An explosion of violence sends British sleuth Patrick Dawlish on the trail of a criminal empire that threatens the very foundations of crown and country.
Recruited by Scotland Yard to secretly investigate the ever-expanding substance abuse among London’s upper echelons, Patrick Dawlish is once again ready to risk life and limb doing a job that isn’t his. With two nightclubs to focus on, he gets entrée into one of the suspected drug dens when he offers to meet a friend’s former fiancée, actress Chloë Farrimond.
When his meeting is highjacked by armed goons, Dawlish narrowly escapes, learning that the whole murderous affair was set off by the search for a set of silver-backed hair brushes, a gift from Chloë to her former love. Dawlish could never expect that such a simple accessory could draw a secret organization out of the shadows with machine guns blazing—in a spree of crime and corruption on a level never before seen . . .

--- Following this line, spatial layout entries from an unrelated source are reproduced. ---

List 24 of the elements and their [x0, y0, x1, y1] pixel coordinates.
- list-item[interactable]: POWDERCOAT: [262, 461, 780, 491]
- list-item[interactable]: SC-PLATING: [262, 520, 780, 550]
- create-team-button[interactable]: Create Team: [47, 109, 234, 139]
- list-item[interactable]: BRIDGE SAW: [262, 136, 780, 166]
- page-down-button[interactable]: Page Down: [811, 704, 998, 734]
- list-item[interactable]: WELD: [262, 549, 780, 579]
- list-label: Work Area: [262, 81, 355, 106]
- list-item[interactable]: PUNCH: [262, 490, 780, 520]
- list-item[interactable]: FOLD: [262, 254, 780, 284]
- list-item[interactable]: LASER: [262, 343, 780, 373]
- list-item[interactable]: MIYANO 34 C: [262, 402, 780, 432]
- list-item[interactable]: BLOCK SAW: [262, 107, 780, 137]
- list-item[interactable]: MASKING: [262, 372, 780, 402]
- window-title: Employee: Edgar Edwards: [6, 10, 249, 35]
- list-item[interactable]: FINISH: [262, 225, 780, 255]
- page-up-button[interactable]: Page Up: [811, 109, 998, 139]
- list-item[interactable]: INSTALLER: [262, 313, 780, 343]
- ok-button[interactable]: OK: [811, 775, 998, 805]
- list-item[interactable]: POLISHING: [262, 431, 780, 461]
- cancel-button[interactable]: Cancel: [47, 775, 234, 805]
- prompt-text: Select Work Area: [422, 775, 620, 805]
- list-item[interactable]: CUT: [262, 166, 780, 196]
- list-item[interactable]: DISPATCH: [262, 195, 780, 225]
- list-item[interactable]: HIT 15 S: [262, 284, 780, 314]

John Creasey, born in 1908, was a paramount English crime and science fiction writer who used myriad pseudonyms for more than six hundred novels. He founded the UK Crime Writers’ Association in 1953. In 1962, his book Gideon’s Fire received the Edgar Award for Best Novel from the Mystery Writers of America. Many of the characters featured in Creasey’s titles became popular, including George Gideon of Scotland Yard, who was the basis for a subsequent television series and film. Creasey died in Salisbury, UK, in 1973.